- Italian: Ti ho cercata in tutti i necrologi
- Directed by: Giancarlo Giannini
- Based on: story by Lorenzo Cairoli
- Produced by: Megalì Production; Dean Film; Rai Cinema;
- Starring: Giancarlo Giannini; F. Murray Abraham; Silvia De Santis; Jeffrey R. Smith; Jonathan Mallen; Andreas Schwaiger; A. Frank Ruffo; Mary Asiride; Jeffrey Knight; Hume Baugh;
- Cinematography: Giovanni Fiore Coltellacci
- Edited by: Roberto Perpignani
- Distributed by: Bolero Film
- Release date: 30 May 2013;
- Country: Italy
- Languages: English, Italian

= The Gambler Who Wouldn't Die =

The Gambler Who Wouldn't Die (Ti ho cercata in tutti i necrologi, lit. "I've been looking for you in all the obituaries") is an English/Italian dramatic film directed by and starring Giancarlo Giannini.

==Plot==
Nikita is an Italian taxi driver who runs over a footballer in an accident and is forced to emigrate to Canada and make a new life.

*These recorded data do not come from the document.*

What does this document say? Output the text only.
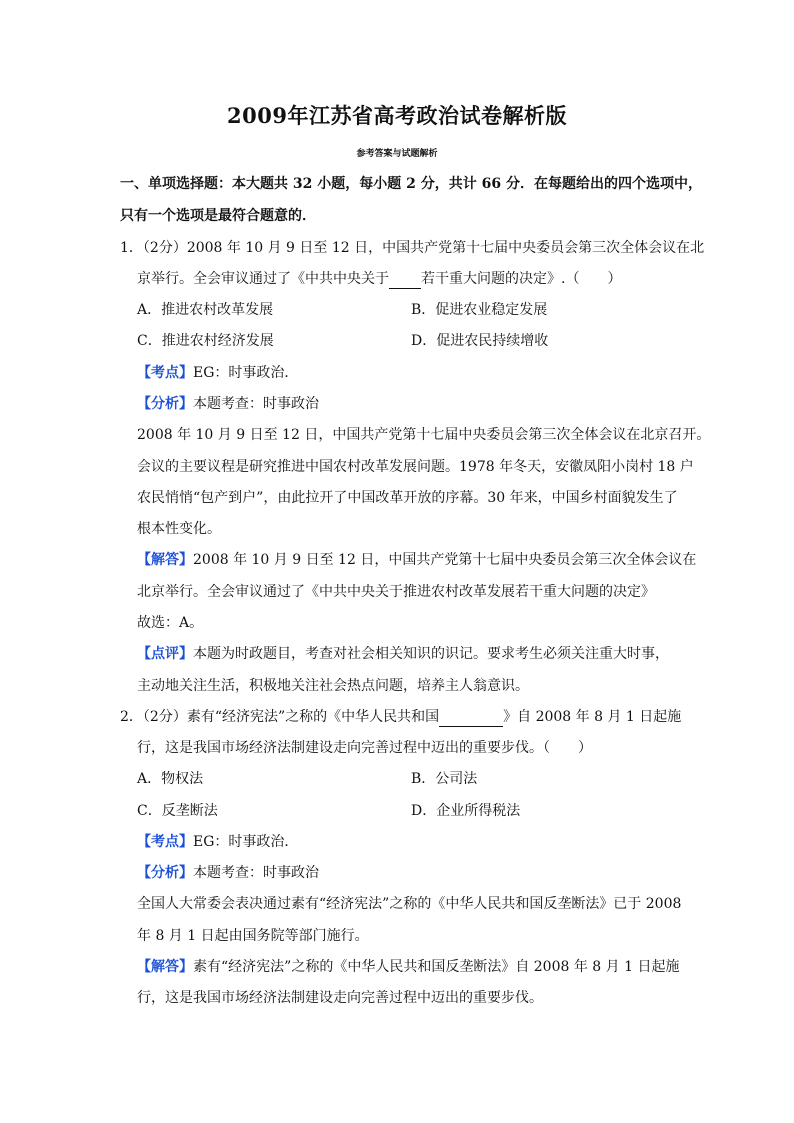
2009年江苏省高考政治试卷解析版
参考答案与试题解析
一、单项选择题：本大题共 32 小题，每小题 2 分，共计 66 分．在每题给出的四个选项中，
只有一个选项是最符合题意的．
1．（2分）2008 年 10 月 9 日至 12 日，中国共产党第十七届中央委员会第三次全体会议在北
京举行。全会审议通过了《中共中央关于 若干重大问题的决定》.（　　）
A．推进农村改革发展	B．促进农业稳定发展
C．推进农村经济发展	D．促进农民持续增收
【考点】EG：时事政治．
【分析】本题考查：时事政治
2008 年 10 月 9 日至 12 日，中国共产党第十七届中央委员会第三次全体会议在北京召开。
会议的主要议程是研究推进中国农村改革发展问题。1978 年冬天，安徽凤阳小岗村 18 户
农民悄悄“包产到户”，由此拉开了中国改革开放的序幕。30 年来，中国乡村面貌发生了
根本性变化。
【解答】2008 年 10 月 9 日至 12 日，中国共产党第十七届中央委员会第三次全体会议在
北京举行。全会审议通过了《中共中央关于推进农村改革发展若干重大问题的决定》
故选：A。
【点评】本题为时政题目，考查对社会相关知识的识记。要求考生必须关注重大时事，
主动地关注生活，积极地关注社会热点问题，培养主人翁意识。
2．（2分）素有“经济宪法”之称的《中华人民共和国	》自 2008 年 8 月 1 日起施
行，这是我国市场经济法制建设走向完善过程中迈出的重要步伐。（　　）
A．物权法	B．公司法
C．反垄断法	D．企业所得税法
【考点】EG：时事政治．
【分析】本题考查：时事政治
全国人大常委会表决通过素有“经济宪法”之称的《中华人民共和国反垄断法》已于 2008
年 8 月 1 日起由国务院等部门施行。
【解答】素有“经济宪法”之称的《中华人民共和国反垄断法》自 2008 年 8 月 1 日起施
行，这是我国市场经济法制建设走向完善过程中迈出的重要步伐。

He finds work as a driver for a company of undertakers. One evening, he plays poker in a remote villa outside Toronto. To pay off his gambling debt, a manhunt is proposed: with guns in hand, his creditors will have 20 minutes to hunt him down and kill him. If he survives, Nikita will be considered to have paid his debt.

==Production==

===Development===
Giannini has said that the idea for the film arose by chance at a dinner, when he was told about such manhunts taking place in Africa.

The film was produced by Magalì Production, Dean Film and Rai Cinema, with contribution from the Italian Ministry of Cultural Heritage and Activities. In 2013 it was presented at the Shanghai International Film Festival.

===Filming===
The film was shot in Italy, Canada and the United States.